Il colore delle parole. Riflessioni pitto-linguistiche dopo l’omonima conferenza di Diego Marani

Alcune considerazioni sulla conferenza di Diego Marani, linguista, scrittore, inventore dell’“europanto” e direttore dell’Istituto Italiano di Cultura di Parigi che ha avuto come tema le parole e i colori. Di che colore sono le parole? Abbiamo le stesse parole per gli stessi colori? Possiamo creare le parole come creiamo i colori?

Diego Marani ha scherzato con le lingue da quando le ha imparate professionalmente alla prestigiosa “Scuola superiore di lingue moderne per traduttori e interpreti” di Trieste e fin quando la “babele” di quelle ufficiali, ossia quelle di tutti gli Stati membri, all’UE (dov’è stato alla Direzione Generale Interpretazione della Commissione), gli ha ispirato l’“europanto” (misto delle lingue stesse con cui ha scritto anche dei romanzi) ma, arrivato a Parigi, come Direttore dell’Istituto Italiano di Cultura, è stato forse ispirato dal titolo dell’opera postuma (2001) “La couleur des mots” di Marguerite Duras per approfondire ulteriormente le sue sensazioni.

Diego Marani e una lezione di « europanto »

Questo titolo servì a Duras per riflettere sulle sue precedenti opere con i diversi sfondi della vita: in Indocina dove è nata nel 1914 e vissuta fino al 1933 e poi a Parigi. Così i colori delle sue parole vanno da quelli più scuri delle guerre a quelli più chiari delle relazioni sentimentali descritte nelle opere successive, e passano per quei chiaroscuri politici e di umore dovuti pure alla convivenza del successo con l’alcoolismo.

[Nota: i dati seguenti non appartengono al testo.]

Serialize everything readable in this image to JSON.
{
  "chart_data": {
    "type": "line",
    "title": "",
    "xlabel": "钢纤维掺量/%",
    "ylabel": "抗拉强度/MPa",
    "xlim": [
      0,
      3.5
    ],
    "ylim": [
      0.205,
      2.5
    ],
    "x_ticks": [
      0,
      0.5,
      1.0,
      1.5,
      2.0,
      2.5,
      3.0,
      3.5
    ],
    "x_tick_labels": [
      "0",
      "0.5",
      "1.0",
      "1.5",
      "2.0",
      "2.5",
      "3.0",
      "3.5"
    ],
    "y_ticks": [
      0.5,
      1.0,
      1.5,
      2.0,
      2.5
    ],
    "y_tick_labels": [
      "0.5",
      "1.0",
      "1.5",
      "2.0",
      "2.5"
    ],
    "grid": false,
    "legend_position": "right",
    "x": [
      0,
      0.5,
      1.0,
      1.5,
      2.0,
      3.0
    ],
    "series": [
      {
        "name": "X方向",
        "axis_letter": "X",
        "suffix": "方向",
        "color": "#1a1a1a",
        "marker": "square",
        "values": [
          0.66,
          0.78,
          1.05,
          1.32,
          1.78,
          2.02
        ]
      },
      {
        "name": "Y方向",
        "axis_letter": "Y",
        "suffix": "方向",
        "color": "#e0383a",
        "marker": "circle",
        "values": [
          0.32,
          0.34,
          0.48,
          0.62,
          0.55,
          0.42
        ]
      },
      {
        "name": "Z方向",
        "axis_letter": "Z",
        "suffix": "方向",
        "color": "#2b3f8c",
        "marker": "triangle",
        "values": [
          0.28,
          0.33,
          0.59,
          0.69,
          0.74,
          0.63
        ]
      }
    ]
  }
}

Il colore delle parole” evolve nel tempo: ad esempio Duras si contraddice sostenendo nel 1940 che non si possono confondere in Indocina i gialli e i bianchi e che le razze superiori devono civilizzare quelle inferiori; e affermando poi che la “conception impériale est, en effet, la négation même du racisme. La France a donné à tous ses sujets d’outre-mer, sans faire de distinction entre les races, les mêmes possibilités de développement et les mêmes espoirs”; “L’indigène n’a jamais été traité en vaincu; non seulement nous avons des devoirs envers lui, mais nous lui reconnaissons des droits sociaux et politiques et surtout celui d’acquérir des connaissances nouvelles. Certes, ce n’est pas à lui qu’il appartient de décider à quel moment il pourra user de ses capacités. C’est à nous, au moment voulu, d’alléger notre tutelle”.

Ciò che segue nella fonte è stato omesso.